# CLIENT RATING SYSTEM



## fred (Aug 30, 2014)

Ok. So I use to rate everyone 5 stars. I would efficiently and quickly get them to their destination and still my rating was droping! WTF. It seems riders prefer their old, smelly, drive crazy, rude, drive around cabbies. Therefore I present my new rider rating system.

Additional Cash tip= 5 stars
No cash tip= 4 stars
Stuck up Rider= 3 stars
Bossy Rider= 2 stars
Slams my door= 1 star
Rude Rider= I stop the vehicle and kick him or her out!

That's my rating system. What's yours?


----------



## Tophat (Sep 4, 2014)

I don't bother with 2, 3, or 4 star ratings anymore, I use a much simpler system now...

Mutual respect, 5 stars.

Disrespectful in any way shape or form, 1 star.

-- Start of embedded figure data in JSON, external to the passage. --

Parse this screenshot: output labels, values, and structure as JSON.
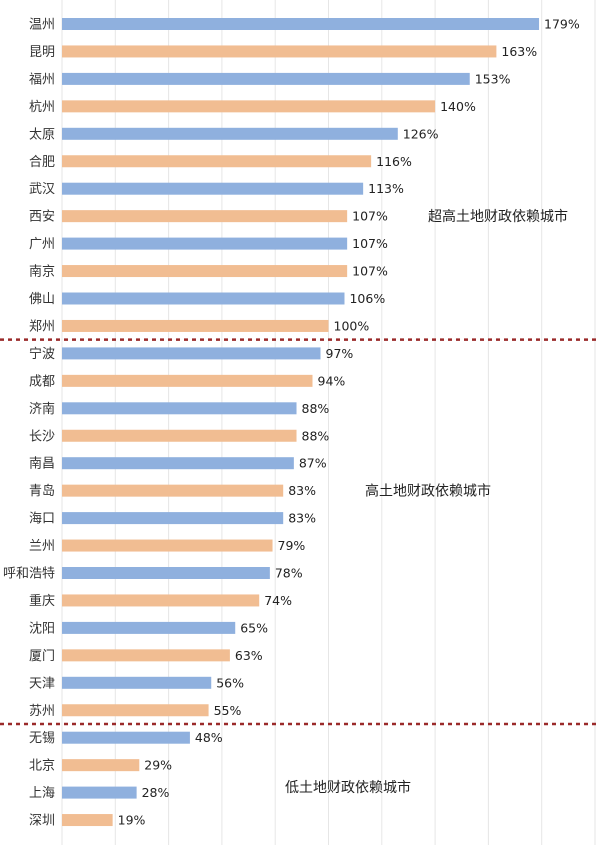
{
  "chart_data": {
    "type": "bar",
    "orientation": "horizontal",
    "title": "",
    "xlabel": "",
    "ylabel": "",
    "xlim": [
      0,
      200
    ],
    "grid": true,
    "value_suffix": "%",
    "colors": {
      "blue": "#8fb0de",
      "orange": "#f1bd92",
      "divider": "#9a2a2a"
    },
    "categories": [
      "温州",
      "昆明",
      "福州",
      "杭州",
      "太原",
      "合肥",
      "武汉",
      "西安",
      "广州",
      "南京",
      "佛山",
      "郑州",
      "宁波",
      "成都",
      "济南",
      "长沙",
      "南昌",
      "青岛",
      "海口",
      "兰州",
      "呼和浩特",
      "重庆",
      "沈阳",
      "厦门",
      "天津",
      "苏州",
      "无锡",
      "北京",
      "上海",
      "深圳"
    ],
    "values": [
      179,
      163,
      153,
      140,
      126,
      116,
      113,
      107,
      107,
      107,
      106,
      100,
      97,
      94,
      88,
      88,
      87,
      83,
      83,
      79,
      78,
      74,
      65,
      63,
      56,
      55,
      48,
      29,
      28,
      19
    ],
    "bar_colors": [
      "blue",
      "orange",
      "blue",
      "orange",
      "blue",
      "orange",
      "blue",
      "orange",
      "blue",
      "orange",
      "blue",
      "orange",
      "blue",
      "orange",
      "blue",
      "orange",
      "blue",
      "orange",
      "blue",
      "orange",
      "blue",
      "orange",
      "blue",
      "orange",
      "blue",
      "orange",
      "blue",
      "orange",
      "blue",
      "orange"
    ],
    "groups": [
      {
        "label": "超高土地财政依赖城市",
        "start": 0,
        "end": 11
      },
      {
        "label": "高土地财政依赖城市",
        "start": 12,
        "end": 25
      },
      {
        "label": "低土地财政依赖城市",
        "start": 26,
        "end": 29
      }
    ]
  }
}
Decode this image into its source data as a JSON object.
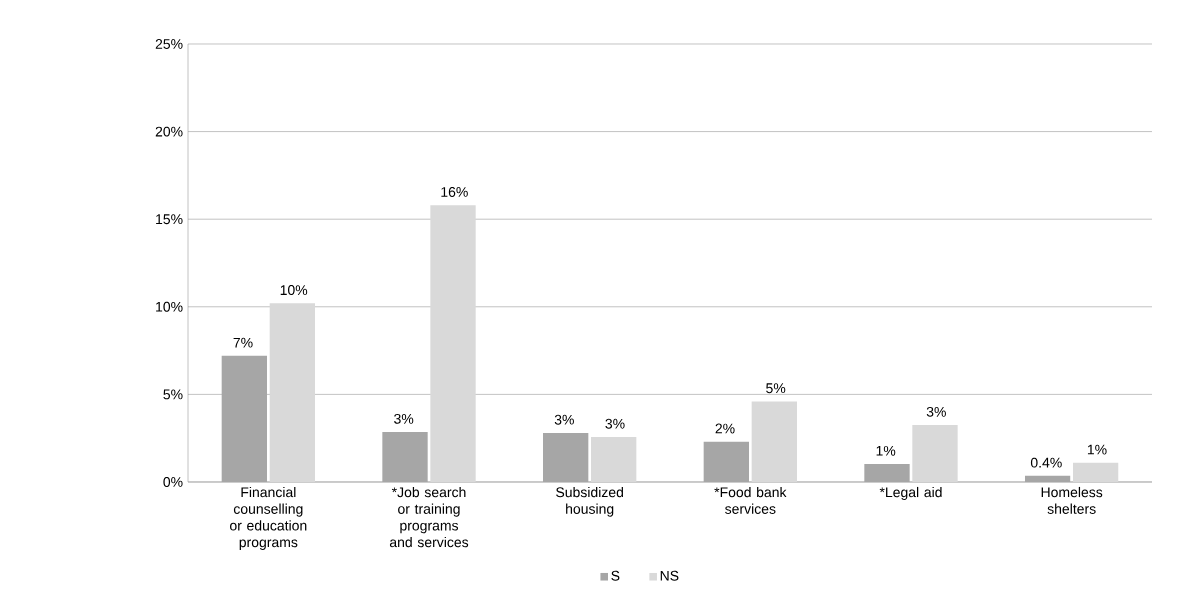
{
  "chart_data": {
    "type": "bar",
    "categories": [
      "Financial counselling or education programs",
      "*Job search or training programs and services",
      "Subsidized housing",
      "*Food bank services",
      "*Legal aid",
      "Homeless shelters"
    ],
    "series": [
      {
        "name": "S",
        "color": "#a6a6a6",
        "values": [
          7.2,
          2.85,
          2.8,
          2.3,
          1.03,
          0.35
        ],
        "value_labels": [
          "7%",
          "3%",
          "3%",
          "2%",
          "1%",
          "0.4%"
        ]
      },
      {
        "name": "NS",
        "color": "#d9d9d9",
        "values": [
          10.2,
          15.8,
          2.57,
          4.6,
          3.25,
          1.1
        ],
        "value_labels": [
          "10%",
          "16%",
          "3%",
          "5%",
          "3%",
          "1%"
        ]
      }
    ],
    "ylim": [
      0,
      25
    ],
    "yticks": [
      {
        "value": 0,
        "label": "0%"
      },
      {
        "value": 5,
        "label": "5%"
      },
      {
        "value": 10,
        "label": "10%"
      },
      {
        "value": 15,
        "label": "15%"
      },
      {
        "value": 20,
        "label": "20%"
      },
      {
        "value": 25,
        "label": "25%"
      }
    ],
    "grid": "y",
    "legend": "bottom"
  }
}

Slamming my car door, even if they tipped me, is an automatic 1 star rating. I simply do not want riders slamming my car door... I don't care if they were having a bad day or not, taking it out on me or my car is not an option.

UBER needs to inform riders that the service we provide is a privilege, not a right.

My rating system is based on a simple question... Give this rider a ride again, Yes (5 stars) or No (1 star)?

Also, I don't check the riders rating prior to the trip, I give every rider a chance...


----------



## fred (Aug 30, 2014)

Well said. I like your system. Might even consider changing mine. Unfortunate however that even when you try your best to provide the best service at hand it seems quite easy for the rider to downgrade you on ratings, thus affecting your status.


----------



## Tophat (Sep 4, 2014)

fred said:


> Well said. I like your system. Might even consider changing mine. Unfortunate however that even when you try your best to provide the best service at hand it seems quite easy for the rider to downgrade you on ratings, thus affecting your status.


Just do your best, that's all you can do... if they don't do their best, don't let them back in your car...


----------



## uberdriver (Aug 4, 2014)

Tophat said:


> I don't bother with 2, 3, or 4 star ratings anymore, I use a much simpler system now...
> 
> Mutual respect, 5 stars.
> 
> ...


Very well said. A 5 or a 1, really a thumbs up or thumbs down, is all that it should be, and in both rating directions. BTW, that was also the view of the Uber Operations Manager in DC. He specifically said thumbs up or down. Which does not mean that the atrocious 1 to 5 system is going to be changed anytime soon. Uber is known for keeping the bad features of its App and taking away the good ones.


----------



## RODERICK (Nov 2, 2014)

UBER keeps updating app ... one thing UBER should DEFINETELY do is EDUCATE riders ... Washington DC is full of RUDE, walking attitude riders, mean and arrogant, from 1 to 5 then 4 are rude, the worst back seat drivers ever ... I'm sure lots of us have this driving as a GIG but after a couple of these rude SOB's you just want to go home or stop driving for UBER althogether.


----------



## RODERICK (Nov 2, 2014)

Riders app should read once the rider turns it on "RIDING WITH UBER IS A GREAT SERVICE BUT NOT A PRIVILEGE" treat driver with respect and dignity


----------



## laura (Nov 3, 2014)

2 riders today lowered my rating from 5 star down to 4.6 one because she verified herself as someone else then was upset that I needed person who orderd the ride to verify. And second rider pissed about his total. Neither was a reflection on my well done service


----------